One moment you’re sitting with family eating macaroni and cheese and the next moment your three year old is looking up at you with his wide eyes asking, in all sincerity, for you to save the world. Oh, oh, oh, if only I could. “Save the world, Mama. You have to save the world.”
Yet again, the humbling nature of motherhood almost brings me to my knees. My beautiful boy, my mischievous wonder, honest to goodness thinks it is within my capacity to save this broken world of ours. How long will it be until he realizes that world salvation is just a wee bit above my pay grade? And how crushed will he be when he learns the truth about his mama’s limitations?
When I am faced with one of these moments of clarity — when a child you are raising reveals the naive, but sweet belief that you can fix anything, that you can save everything, that you are the stars and moon and sun all rolled into a mom sized package, my first response is to run and hide, as I become fairly riddled with the weight of my glaring inadequacies when faced with the pure and unconditional awe in which my child holds me.
Sweet boy, if I could save the world, I would, for you and every other child who looks into his mama’s eyes the way you do mine. No one would be hungry, no one would be sick, no one would be abused, no one would be homeless. There would be no war, no guns, no politics, no mental illness, no bigotry, no racism, no fear, no hate, and just for good measure, no dirty laundry, either.
Wouldn’t that be grand? Alas, I am mortal, I am simply mom.
But my boy had a plan that made perfect sense, in a three year old kind of way. “The sky is where the peace is, Mama. We can pull the peace down and all be powered by peace.” I reached up at the dinner table, but my arms were stupidly short. They didn’t even reach the ceiling, let alone the sky. That image and idea of a vast supply of peace being warehoused up in the sky is a lovely one, though, isn’t it?
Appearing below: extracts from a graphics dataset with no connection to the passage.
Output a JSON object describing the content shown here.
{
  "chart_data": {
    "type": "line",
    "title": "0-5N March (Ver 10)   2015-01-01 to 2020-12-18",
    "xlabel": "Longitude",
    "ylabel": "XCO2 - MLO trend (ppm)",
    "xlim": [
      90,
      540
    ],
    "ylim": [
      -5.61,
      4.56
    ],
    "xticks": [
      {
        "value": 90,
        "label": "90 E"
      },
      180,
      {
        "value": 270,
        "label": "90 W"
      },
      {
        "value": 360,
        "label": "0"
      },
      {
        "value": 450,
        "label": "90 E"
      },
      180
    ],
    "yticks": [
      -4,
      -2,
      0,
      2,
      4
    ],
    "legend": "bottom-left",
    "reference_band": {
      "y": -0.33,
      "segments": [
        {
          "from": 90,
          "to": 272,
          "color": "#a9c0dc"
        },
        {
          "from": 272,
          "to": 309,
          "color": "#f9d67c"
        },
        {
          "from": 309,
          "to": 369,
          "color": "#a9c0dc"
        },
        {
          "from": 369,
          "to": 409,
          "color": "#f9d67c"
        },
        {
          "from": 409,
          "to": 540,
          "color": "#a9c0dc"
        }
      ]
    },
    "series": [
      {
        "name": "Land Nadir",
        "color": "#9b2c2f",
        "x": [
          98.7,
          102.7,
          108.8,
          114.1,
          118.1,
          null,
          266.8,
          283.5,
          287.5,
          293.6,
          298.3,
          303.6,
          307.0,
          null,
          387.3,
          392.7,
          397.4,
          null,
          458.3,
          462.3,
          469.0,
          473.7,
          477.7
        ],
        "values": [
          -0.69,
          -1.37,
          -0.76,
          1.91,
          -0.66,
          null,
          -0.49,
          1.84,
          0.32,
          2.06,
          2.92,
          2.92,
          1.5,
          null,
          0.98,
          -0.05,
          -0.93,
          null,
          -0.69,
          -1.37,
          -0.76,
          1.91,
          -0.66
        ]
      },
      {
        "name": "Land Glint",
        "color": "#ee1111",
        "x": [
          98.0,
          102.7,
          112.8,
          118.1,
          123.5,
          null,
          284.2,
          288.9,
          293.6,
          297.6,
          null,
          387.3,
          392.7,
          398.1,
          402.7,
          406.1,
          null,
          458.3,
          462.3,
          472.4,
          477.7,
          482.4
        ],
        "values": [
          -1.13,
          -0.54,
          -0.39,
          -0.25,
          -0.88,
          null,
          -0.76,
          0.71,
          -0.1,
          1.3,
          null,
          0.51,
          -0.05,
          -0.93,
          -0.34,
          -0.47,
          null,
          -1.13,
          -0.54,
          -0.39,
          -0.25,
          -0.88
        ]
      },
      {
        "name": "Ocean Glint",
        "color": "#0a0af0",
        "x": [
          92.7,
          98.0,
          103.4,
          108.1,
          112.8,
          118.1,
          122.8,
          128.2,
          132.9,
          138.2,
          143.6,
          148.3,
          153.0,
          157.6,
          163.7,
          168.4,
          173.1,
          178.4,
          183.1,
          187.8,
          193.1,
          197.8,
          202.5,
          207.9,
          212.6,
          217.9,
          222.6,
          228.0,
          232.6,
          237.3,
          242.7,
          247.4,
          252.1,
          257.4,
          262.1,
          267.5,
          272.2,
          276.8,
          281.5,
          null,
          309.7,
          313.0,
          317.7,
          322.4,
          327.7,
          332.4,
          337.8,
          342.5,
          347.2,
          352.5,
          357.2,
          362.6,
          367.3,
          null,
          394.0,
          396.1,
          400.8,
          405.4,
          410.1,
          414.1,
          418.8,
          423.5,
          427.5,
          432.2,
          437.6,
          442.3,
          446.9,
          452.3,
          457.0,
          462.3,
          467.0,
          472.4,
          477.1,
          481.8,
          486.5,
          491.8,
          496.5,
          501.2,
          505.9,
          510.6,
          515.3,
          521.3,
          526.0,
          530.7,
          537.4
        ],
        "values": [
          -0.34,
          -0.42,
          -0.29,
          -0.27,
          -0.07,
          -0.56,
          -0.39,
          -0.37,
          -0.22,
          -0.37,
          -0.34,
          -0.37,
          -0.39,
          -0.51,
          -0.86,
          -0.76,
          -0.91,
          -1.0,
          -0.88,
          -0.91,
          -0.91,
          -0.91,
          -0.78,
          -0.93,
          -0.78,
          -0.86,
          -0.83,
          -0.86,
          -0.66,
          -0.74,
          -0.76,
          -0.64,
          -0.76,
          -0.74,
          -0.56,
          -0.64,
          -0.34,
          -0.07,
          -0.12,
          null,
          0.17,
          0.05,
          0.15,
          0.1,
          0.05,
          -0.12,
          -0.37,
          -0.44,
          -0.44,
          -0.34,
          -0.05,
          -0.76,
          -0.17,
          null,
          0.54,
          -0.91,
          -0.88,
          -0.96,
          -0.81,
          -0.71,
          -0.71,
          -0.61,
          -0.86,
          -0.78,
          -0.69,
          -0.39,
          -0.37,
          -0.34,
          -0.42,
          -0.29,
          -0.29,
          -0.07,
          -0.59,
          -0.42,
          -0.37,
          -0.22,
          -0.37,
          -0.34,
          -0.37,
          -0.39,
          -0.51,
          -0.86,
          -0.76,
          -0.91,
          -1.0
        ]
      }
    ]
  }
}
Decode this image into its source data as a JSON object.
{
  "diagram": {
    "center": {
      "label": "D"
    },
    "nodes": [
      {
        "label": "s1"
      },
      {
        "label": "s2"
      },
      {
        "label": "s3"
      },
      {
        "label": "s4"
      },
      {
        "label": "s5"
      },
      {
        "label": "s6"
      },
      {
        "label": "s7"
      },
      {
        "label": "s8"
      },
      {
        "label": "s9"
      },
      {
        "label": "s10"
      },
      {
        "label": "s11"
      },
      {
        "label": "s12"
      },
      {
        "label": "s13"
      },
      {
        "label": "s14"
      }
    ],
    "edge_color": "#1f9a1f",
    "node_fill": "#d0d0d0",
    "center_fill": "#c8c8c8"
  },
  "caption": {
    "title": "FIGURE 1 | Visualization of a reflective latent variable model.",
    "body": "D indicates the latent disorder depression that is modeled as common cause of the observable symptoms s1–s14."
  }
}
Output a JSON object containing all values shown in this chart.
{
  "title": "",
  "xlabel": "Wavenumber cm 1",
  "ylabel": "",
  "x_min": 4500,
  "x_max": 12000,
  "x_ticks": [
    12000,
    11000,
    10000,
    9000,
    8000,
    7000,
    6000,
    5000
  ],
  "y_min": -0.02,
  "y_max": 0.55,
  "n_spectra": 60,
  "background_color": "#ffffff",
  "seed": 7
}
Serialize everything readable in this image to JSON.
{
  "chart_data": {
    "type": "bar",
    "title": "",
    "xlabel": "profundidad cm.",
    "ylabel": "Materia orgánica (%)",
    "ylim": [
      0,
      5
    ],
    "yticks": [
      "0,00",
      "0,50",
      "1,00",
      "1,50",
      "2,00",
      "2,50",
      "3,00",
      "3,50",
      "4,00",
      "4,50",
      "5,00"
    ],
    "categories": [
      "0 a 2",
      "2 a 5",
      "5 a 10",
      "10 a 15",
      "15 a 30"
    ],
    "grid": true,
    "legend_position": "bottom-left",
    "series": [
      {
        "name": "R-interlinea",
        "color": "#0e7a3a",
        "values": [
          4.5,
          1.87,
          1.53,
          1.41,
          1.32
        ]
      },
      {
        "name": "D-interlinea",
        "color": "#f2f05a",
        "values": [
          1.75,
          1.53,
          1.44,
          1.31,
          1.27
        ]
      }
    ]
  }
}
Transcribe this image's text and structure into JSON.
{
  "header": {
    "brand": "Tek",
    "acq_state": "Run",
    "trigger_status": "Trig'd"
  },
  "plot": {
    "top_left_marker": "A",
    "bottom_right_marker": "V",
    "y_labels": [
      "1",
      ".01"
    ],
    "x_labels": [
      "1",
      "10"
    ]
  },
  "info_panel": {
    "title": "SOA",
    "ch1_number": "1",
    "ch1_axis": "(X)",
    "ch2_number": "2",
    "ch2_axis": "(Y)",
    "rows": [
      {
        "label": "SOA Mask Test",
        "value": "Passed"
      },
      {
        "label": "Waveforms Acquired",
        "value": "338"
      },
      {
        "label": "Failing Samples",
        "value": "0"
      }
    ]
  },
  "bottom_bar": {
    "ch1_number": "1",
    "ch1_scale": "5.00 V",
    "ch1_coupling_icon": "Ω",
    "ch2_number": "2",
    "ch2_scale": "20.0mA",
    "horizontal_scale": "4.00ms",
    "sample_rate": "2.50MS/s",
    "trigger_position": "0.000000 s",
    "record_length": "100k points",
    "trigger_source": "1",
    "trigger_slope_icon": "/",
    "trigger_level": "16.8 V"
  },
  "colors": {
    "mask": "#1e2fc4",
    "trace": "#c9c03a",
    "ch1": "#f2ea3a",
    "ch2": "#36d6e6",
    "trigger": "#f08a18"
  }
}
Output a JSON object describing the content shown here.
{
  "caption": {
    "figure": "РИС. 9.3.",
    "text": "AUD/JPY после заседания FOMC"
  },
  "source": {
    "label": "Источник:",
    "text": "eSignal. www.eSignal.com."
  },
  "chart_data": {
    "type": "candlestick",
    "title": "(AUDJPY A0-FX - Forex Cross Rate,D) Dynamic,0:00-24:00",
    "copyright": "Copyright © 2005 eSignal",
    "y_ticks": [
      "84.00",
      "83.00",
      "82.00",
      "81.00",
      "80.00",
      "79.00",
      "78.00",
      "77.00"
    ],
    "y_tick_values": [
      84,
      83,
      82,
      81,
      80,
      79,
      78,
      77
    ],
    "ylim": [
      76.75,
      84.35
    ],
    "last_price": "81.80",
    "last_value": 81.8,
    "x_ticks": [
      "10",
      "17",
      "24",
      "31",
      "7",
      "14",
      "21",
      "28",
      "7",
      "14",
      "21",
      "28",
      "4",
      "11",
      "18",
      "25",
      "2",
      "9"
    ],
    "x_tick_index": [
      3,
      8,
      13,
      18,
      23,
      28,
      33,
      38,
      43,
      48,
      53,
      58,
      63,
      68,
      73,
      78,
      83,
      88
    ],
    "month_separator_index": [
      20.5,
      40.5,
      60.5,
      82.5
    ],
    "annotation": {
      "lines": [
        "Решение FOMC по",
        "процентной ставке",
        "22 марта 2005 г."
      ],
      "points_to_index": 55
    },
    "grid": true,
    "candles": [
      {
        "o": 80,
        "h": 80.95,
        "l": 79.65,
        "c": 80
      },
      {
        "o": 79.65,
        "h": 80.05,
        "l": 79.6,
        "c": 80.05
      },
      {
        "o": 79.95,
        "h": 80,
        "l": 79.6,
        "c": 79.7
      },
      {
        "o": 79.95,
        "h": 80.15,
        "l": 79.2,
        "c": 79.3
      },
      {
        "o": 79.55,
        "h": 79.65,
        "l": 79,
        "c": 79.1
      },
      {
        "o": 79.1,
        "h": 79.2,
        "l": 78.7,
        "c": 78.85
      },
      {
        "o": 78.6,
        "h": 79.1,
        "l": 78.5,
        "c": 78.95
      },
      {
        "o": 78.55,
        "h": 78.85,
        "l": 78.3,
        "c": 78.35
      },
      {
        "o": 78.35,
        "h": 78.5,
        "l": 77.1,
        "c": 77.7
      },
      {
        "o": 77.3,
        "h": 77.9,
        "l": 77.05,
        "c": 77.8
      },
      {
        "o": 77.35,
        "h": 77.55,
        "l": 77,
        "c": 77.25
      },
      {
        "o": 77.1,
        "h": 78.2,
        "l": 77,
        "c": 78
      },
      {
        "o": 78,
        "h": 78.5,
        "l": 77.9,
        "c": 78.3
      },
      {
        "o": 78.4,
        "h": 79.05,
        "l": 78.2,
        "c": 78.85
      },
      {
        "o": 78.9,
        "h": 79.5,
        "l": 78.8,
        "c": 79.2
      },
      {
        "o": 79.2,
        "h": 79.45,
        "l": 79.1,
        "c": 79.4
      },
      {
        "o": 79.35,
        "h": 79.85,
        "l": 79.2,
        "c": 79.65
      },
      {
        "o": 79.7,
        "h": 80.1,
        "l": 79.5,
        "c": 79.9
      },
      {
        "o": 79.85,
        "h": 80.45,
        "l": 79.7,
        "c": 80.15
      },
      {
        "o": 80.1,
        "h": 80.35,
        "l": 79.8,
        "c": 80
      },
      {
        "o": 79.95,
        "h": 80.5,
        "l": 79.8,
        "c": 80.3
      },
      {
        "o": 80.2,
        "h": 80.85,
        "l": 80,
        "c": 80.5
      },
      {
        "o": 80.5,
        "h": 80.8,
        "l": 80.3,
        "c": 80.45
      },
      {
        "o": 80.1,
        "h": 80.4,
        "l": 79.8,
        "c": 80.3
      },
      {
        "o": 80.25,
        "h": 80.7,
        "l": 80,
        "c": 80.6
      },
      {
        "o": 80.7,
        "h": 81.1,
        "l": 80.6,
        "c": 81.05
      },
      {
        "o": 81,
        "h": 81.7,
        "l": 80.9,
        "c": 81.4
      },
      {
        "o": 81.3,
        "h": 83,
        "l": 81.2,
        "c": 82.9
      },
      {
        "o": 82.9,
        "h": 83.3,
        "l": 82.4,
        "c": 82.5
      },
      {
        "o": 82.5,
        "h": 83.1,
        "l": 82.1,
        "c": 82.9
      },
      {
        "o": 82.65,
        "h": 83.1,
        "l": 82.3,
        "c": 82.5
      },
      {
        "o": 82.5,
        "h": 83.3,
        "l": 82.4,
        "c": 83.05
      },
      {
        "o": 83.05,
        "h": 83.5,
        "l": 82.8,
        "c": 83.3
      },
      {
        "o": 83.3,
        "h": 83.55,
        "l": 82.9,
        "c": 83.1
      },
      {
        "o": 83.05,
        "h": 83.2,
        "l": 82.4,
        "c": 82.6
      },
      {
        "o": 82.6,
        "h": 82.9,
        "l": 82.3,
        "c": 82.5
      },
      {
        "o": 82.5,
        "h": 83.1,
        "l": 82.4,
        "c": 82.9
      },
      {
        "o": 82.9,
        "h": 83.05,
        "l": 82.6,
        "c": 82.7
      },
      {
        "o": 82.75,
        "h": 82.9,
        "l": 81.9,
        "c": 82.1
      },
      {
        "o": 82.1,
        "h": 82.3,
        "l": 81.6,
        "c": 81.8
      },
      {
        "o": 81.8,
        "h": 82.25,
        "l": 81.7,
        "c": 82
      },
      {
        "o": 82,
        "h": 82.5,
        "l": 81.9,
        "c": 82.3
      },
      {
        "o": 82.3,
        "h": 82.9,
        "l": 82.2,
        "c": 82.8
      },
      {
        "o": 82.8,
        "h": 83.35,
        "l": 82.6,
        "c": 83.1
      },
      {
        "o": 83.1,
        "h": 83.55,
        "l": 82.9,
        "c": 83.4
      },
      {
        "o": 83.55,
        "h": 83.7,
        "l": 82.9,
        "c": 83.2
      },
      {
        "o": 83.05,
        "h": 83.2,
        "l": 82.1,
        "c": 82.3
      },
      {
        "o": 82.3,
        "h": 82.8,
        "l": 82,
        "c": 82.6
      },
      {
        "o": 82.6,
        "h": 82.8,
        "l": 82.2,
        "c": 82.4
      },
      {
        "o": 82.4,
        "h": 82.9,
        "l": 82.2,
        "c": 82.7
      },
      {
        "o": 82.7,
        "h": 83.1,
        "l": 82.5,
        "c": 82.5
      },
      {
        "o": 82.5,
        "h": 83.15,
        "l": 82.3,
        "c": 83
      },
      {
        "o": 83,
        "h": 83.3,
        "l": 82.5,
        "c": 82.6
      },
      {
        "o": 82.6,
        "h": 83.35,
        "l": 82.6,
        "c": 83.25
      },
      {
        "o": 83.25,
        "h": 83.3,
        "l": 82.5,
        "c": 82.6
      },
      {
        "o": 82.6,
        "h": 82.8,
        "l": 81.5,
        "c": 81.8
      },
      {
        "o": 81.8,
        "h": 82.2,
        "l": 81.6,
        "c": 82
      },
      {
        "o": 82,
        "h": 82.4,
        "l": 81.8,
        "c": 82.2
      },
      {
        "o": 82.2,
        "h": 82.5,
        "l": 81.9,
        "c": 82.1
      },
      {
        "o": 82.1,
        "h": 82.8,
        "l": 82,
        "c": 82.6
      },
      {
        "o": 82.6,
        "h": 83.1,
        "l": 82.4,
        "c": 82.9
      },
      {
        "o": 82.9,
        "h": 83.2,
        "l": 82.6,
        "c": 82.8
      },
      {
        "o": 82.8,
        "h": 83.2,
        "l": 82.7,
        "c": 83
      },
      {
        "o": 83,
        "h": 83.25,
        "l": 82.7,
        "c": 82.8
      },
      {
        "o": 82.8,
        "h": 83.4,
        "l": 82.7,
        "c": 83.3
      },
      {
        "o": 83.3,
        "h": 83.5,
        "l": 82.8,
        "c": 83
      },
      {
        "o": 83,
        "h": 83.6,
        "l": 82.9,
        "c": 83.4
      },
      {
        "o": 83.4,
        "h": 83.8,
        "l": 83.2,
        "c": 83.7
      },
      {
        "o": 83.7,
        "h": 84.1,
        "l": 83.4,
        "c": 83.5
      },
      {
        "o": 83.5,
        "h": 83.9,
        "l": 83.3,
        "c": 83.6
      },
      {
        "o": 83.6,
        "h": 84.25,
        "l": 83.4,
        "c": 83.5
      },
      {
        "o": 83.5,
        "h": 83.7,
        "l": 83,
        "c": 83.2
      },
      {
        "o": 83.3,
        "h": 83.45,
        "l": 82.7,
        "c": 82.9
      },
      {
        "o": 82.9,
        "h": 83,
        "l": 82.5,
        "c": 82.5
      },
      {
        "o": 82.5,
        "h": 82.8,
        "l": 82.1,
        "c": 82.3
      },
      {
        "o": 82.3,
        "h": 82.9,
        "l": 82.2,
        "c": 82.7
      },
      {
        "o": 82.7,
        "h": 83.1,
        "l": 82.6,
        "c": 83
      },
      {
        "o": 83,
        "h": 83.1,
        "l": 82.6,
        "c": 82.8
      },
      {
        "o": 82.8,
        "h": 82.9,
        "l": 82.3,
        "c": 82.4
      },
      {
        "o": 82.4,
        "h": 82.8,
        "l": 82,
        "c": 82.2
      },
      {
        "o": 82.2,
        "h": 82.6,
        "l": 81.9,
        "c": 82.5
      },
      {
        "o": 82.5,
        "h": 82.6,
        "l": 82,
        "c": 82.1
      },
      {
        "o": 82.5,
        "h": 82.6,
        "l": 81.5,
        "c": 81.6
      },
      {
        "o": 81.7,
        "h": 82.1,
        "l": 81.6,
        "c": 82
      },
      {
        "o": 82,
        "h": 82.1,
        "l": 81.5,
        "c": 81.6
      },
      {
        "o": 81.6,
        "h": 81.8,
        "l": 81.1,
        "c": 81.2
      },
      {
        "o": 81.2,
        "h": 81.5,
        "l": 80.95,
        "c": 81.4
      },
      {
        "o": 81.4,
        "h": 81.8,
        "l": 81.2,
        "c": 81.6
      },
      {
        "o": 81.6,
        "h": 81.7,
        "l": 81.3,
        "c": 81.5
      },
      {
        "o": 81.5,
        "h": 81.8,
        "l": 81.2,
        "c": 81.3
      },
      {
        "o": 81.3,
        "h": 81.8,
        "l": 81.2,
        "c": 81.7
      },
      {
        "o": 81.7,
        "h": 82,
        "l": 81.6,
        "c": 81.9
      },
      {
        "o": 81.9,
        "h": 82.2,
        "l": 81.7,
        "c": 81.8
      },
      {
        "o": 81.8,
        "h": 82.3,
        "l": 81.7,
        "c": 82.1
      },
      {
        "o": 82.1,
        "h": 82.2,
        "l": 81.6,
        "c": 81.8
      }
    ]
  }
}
My three year old son loves superheroes and his plea for me to save the world gives every indication that he thinks of his mama as some type of superhero, akin to Wonder Woman. I am his Wonder Woman. The time in which my kids think of me this way is fleeting, I know, but as Peter Parker said, “With great power comes great responsibility.” We must never abuse that love and faith our children gift us with every day.
As a mom, I can’t save the world. I can’t pull peace out of the sky when the situations calls for it. What I can do, what is within my pay grade and sometimes meager capacities, is to try my best to protect him, to save him from life’s cruelties, to make his little three year old world one of peace and kindness.
Doing these things is as close to being a superhero as I will ever get.